Desio (Monza), 10 agosto 2018 - Un veicolo su dodici, potenzialmente, una “bomba stradale”. Che potrebbe creare danni. Anche gravi, gravissimi, devastanti. Come successo, purtroppo, a Bologna, lunedì 6 agosto. Forse, a causa di una distrazione. Forse, a causa dello smartphone. Saranno le indagini a fare luce.
Di certo, tutti i dati nazionali confermano che la maggiore fonte di distrazione per gli automobilisti è – di gran lunga – quel “maledetto” telefonino. Ma lo choc della tragedia in autostrada ha fatto cambiare idea, e abitudini, a chi si mette al volante? Decidiamo di dare una occhiata. E ci piazziamo a bordo strada, a Desio. Occhi aperti, taccuino e matita in mano. Scegliamo due momenti diversi, uno mercoledì dalle 18.30 alle 19, l’altro giovedì mattina, dalle 9 alle 9.30. Battiamo due arterie molto importanti della rete locale: via Milano, che taglia in due Desio unendo Nova Milanese a Seregno, e via Mazzini, davanti all’ospedale.

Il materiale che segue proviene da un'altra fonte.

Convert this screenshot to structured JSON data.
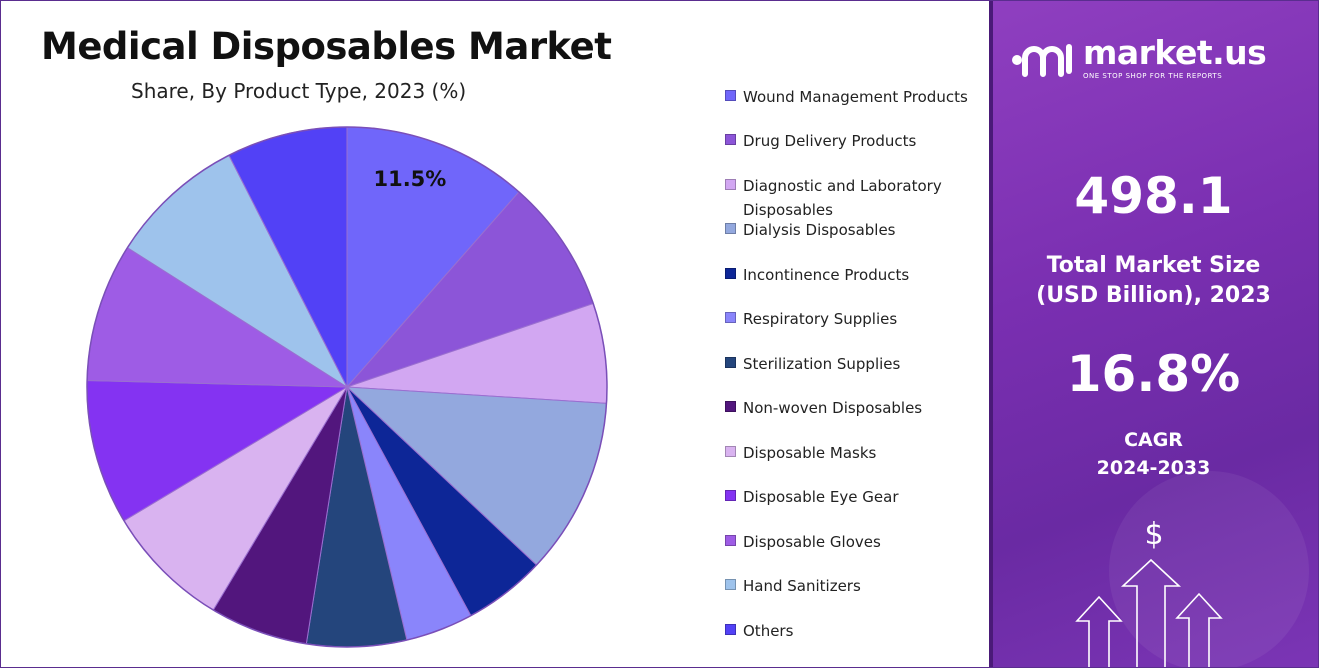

Prepariamo una sorta di scheda, per registrare al meglio i passaggi: quante auto transitano, se alla guida c’è un uomo o una donna, se viene usato o meno il telefonino dal conducente e, nel caso, se per telefonare o per altri tipi di utilizzi vari, dal controllo dei messaggi alla verifica del navigatore o addirittura a una sbirciata ai propri social network. È piena estate, tanti sono in vacanza, chi è ancora qui dovrebbe essere teoricamente più rilassato, meno incasinato tra chiamate di lavoro e impegni vari. Dovrebbe, il condizionale è d’obbligo, non avere troppi grilli per la testa. Quindi, sempre sulla carta, dovrebbe potrersi concentrare solo sulla strada: come da slogan autostradale, “quando guidi, guida e basta“. E invece... Le macchine scorrono una dopo l’altra. Con cadenza più o meno puntuale, una ogni dieci o una ogni venti, ha al volante qualcuno che non rispetta le regole. E rischia seriamente di potersi trasformare in un potenziale killer. Perchè basta una frazione di secondo di errore, di leggerezza, di distrazione, causata da una fonte esterna, per fare un frontale, per investire una persona. Per causare una tragedia. Per un semplice sms o per la chiamata all’amico del cuore. Tutto sempre e comunque rimandabile.
Lo screening prosegue spedito, senza intoppi. E allora ecco il primo uomo alla guida, che invia un messaggio. Poi la donna, impegnata nell’identica attività. Subito un altro uomo, che invece è impegnato in una telefonata. Uno dopo l’altro, come se niente fosse. Come se non ci fosse il codice della strada. Come se non avessero mai sentito di quanti pericoli si nascondono dietro quelle abitudini. Poi, ecco quello che telefona e ha il gomito fuori dal finestrino, in pieno relax. La donna che riesce a telefonare e, insieme, fumare una sigaretta. A un certo punto, lungo via Milano, transita un’ambulanza, probabilmente diretta verso l’ospedale. Ha le sirene spente, non è in emergenza. Ma ciò non autorizza certo il conducente a guidare, maneggiando il cellulare. Tra uomini e donne non si notano grandi differenze. Uguale naturalezza, tra chi decide di sgarrare. Lungo via Mazzini, un furgone esce dal vialetto del pronto soccorso e il conducente è al telefono.
Dopo un’ora di monitoraggio, si tirano le somme. Che fanno paura. Su 287 conducenti scrutati, 23 erano alle prese con lo smartphone, con vari utilizzi, tutti irregolari. Ben 15 uomini, su 175, e 8 donne, su 112. Una media di circa 1 a 11, per i maschi, e 1 a 14 per le femmine. Una possibile mina vagante, sulle strade, ogni tre minuti. Tante, troppe.